In a recent conversation with a Canadian company wishing to expand internationally, I learned some of the questions that potential exporters face.
In this case, an expert in automation has two very successful automated tooling systems: one used in the automotive industry, and the other in the nuclear industry.
In both cases, he enjoys domestic success, differentiation and the support of his local customers to go abroad.
While he can successfully grow sales for both systems through exporting, he nonetheless faces an interesting dilemma.
This is because, while both products can be successful, the plans required for each product to do so must be very different from one another.
Choose the best path – single or multi-country approach
The automation tooling system for the nuclear industry has certain advantages that make it very attractive for export.
Firstly, the technical and regulatory requirements in the nuclear industry provide a huge barrier to entry, allowing for higher margins to fund global expansion.
A second advantage is that, as a niche industry, the potential number of competitors is limited when compared to other industries.
In this particular case, a single country approach may be more difficult to implement. Mexico, for instance, has only one nuclear power generation plant, and one research facility. The reactors in the existing nuclear plant are not of the same CANDU type used where the tool was originally designed.
A multi-country approach is therefore more suited to expand sales leading with this automation tool.
The export plan in such a case should look first into the usability of this tool in other types of reactors, as it will expand the potential for export. It should also look into the installed base of CANDU reactors in the world (South Korea, China, India, Argentina, Romania and Pakistan).
A proper market entry study must review in detail the economic effects of export regulations, tariffs and importing duties, issues that are non-existent when exporting to Mexico or countries that signed free trade agreements with Canada.
Go local with boots on the ground
Additionally, the variety of countries with potential customers requires different kinds of in-house resources.
A local approach, relying on the use of independent, on-the-ground sales representatives with established business networks in nuclear power plants, is the best way to enter the market.
In the case of the automotive industry, the automated system is used by car manufacturers in Canada. Aside from expanding into the U.S., this represents an opportunity in Mexico, where the automotive market is booming as more assembly plants are opening up, including a new Audi plant in the state of Puebla.
A recommended approach would be to complete a market entry plan to sell the automated tooling system to all the assemblers in Mexico, which would include some big names like Ford, GM, Nissan, VW, Honda, BMW, etc.
A further refinement would also show that all these plants are located in three distinctive zones of the country, allowing for a single country approach.
Due to the low number of potential customers and the high value of the tooling, it is better to sell either directly or through a local representative.
Understanding the tradition in the auto industry to drive costs low will be an important factor in determining the feasibility of one approach versus the other.
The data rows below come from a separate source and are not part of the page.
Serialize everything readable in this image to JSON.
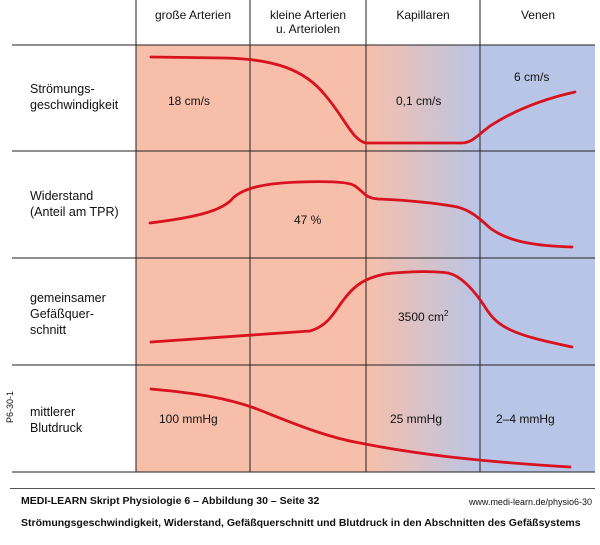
{
  "diagram": {
    "columns": [
      "große Arterien",
      "kleine Arterien",
      "u. Arteriolen",
      "Kapillaren",
      "Venen"
    ],
    "rows": {
      "flow_speed": {
        "label_line1": "Strömungs-",
        "label_line2": "geschwindigkeit",
        "value_arteries": "18 cm/s",
        "value_capillaries": "0,1 cm/s",
        "value_veins": "6 cm/s"
      },
      "resistance": {
        "label_line1": "Widerstand",
        "label_line2": "(Anteil am TPR)",
        "value_arterioles": "47 %"
      },
      "cross_section": {
        "label_line1": "gemeinsamer",
        "label_line2": "Gefäßquer-",
        "label_line3": "schnitt",
        "value_capillaries": "3500 cm",
        "value_capillaries_sup": "2"
      },
      "pressure": {
        "label_line1": "mittlerer",
        "label_line2": "Blutdruck",
        "value_arteries": "100 mmHg",
        "value_capillaries": "25 mmHg",
        "value_veins": "2–4 mmHg"
      }
    },
    "colors": {
      "arterial": "#f7bfaa",
      "venous": "#b9c5e6",
      "curve": "#d8121f",
      "grid": "#222222"
    }
  },
  "side_code": "P6-30-1",
  "footer": {
    "title": "MEDI-LEARN Skript Physiologie 6 – Abbildung 30 – Seite 32",
    "url": "www.medi-learn.de/physio6-30",
    "caption": "Strömungsgeschwindigkeit, Widerstand, Gefäßquerschnitt und Blutdruck in den Abschnitten des Gefäßsystems"
  }
}
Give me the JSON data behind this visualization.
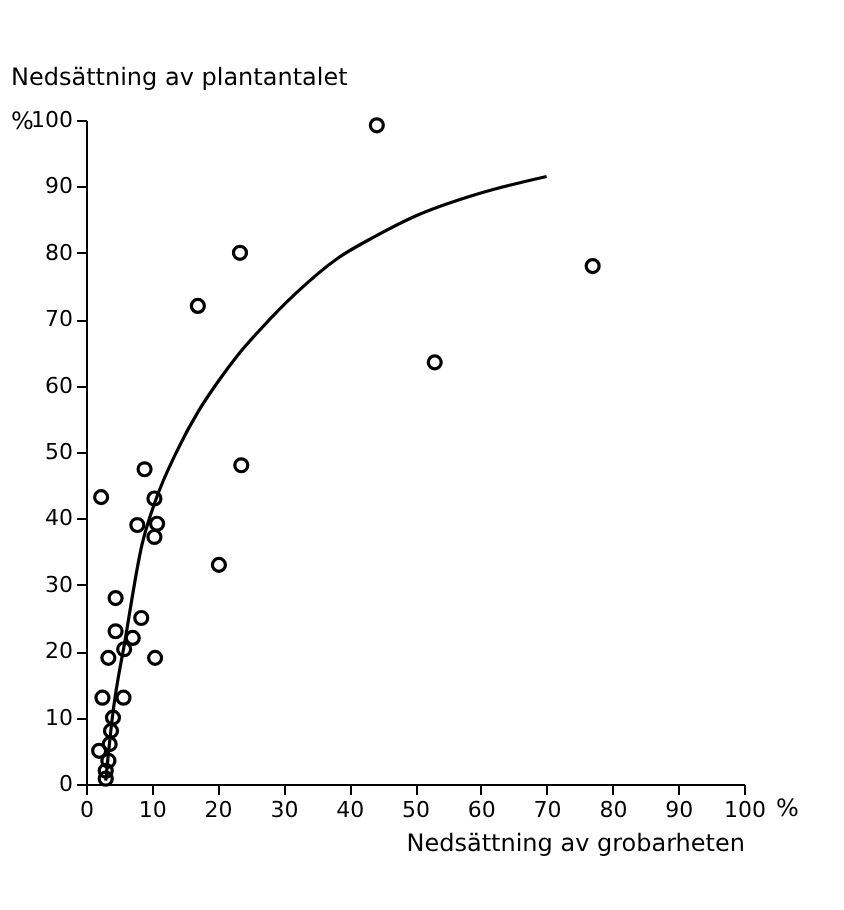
{
  "chart_data": {
    "type": "scatter",
    "xlabel": "Nedsättning av grobarheten",
    "ylabel": "Nedsättning av plantantalet\n%",
    "annotations": [
      "%"
    ],
    "xlim": [
      0,
      100
    ],
    "ylim": [
      0,
      100
    ],
    "xticks": [
      0,
      10,
      20,
      30,
      40,
      50,
      60,
      70,
      80,
      90,
      100
    ],
    "yticks": [
      0,
      10,
      20,
      30,
      40,
      50,
      60,
      70,
      80,
      90,
      100
    ],
    "grid": false,
    "marker": "circle",
    "series": [
      {
        "color": "#000000",
        "x": [
          44.2,
          23.4,
          17,
          77,
          53,
          23.6,
          20.2,
          8.9,
          2.3,
          10.4,
          7.8,
          10.8,
          10.4,
          4.5,
          8.4,
          4.5,
          7.1,
          5.8,
          3.4,
          10.5,
          2.5,
          5.7,
          4.1,
          3.8,
          3.6,
          2,
          3.4,
          3,
          3
        ],
        "values": [
          99.2,
          80,
          72,
          78,
          63.5,
          48,
          33,
          47.4,
          43.2,
          43,
          39,
          39.2,
          37.2,
          28,
          25,
          23,
          22,
          20.3,
          19,
          19,
          13,
          13,
          10,
          8,
          6,
          5,
          3.5,
          2,
          0.8
        ]
      },
      {
        "type": "line",
        "color": "#000000",
        "line_style": "solid",
        "marker": "none",
        "x": [
          3,
          4,
          6,
          8.5,
          10.5,
          14,
          17,
          20,
          23,
          27,
          32,
          38,
          44,
          50,
          60,
          70
        ],
        "values": [
          0.5,
          10,
          22,
          36,
          42.5,
          50.5,
          56,
          60.5,
          64.5,
          69,
          74,
          79,
          82.5,
          85.5,
          89,
          91.5
        ]
      }
    ]
  }
}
Make the extra effort to build trust with your local partners
Selling directly may also mean hiring a local sales or business development manager to work exclusively for the exporter.
Finding an independent representative is not easy; it requires building trust and that takes time. The representative usually carries other non-competing lines that dilute the sales efforts and the exporter has limited control on the sales function.
However, there is a low initial cost, and you gain immediate access to the professional network of the representative.
Recruiting a professional locally also has the advantage of complete control of the sales functions, 100% of the sales efforts and a better personality match between the exporter and the local manager.
It could furthermore include a lower sales commission if the compensation package includes a base with a higher upfront cost until the sales revenue increases.
In either case, new market expansion requires exhaustive market research, a good understanding of the cultural aspects of each market, and a refined export plan. An experienced international trade professional accredited by FITT is always a good start.
Have you ever marketed two similar products using very different strategies in separate markets?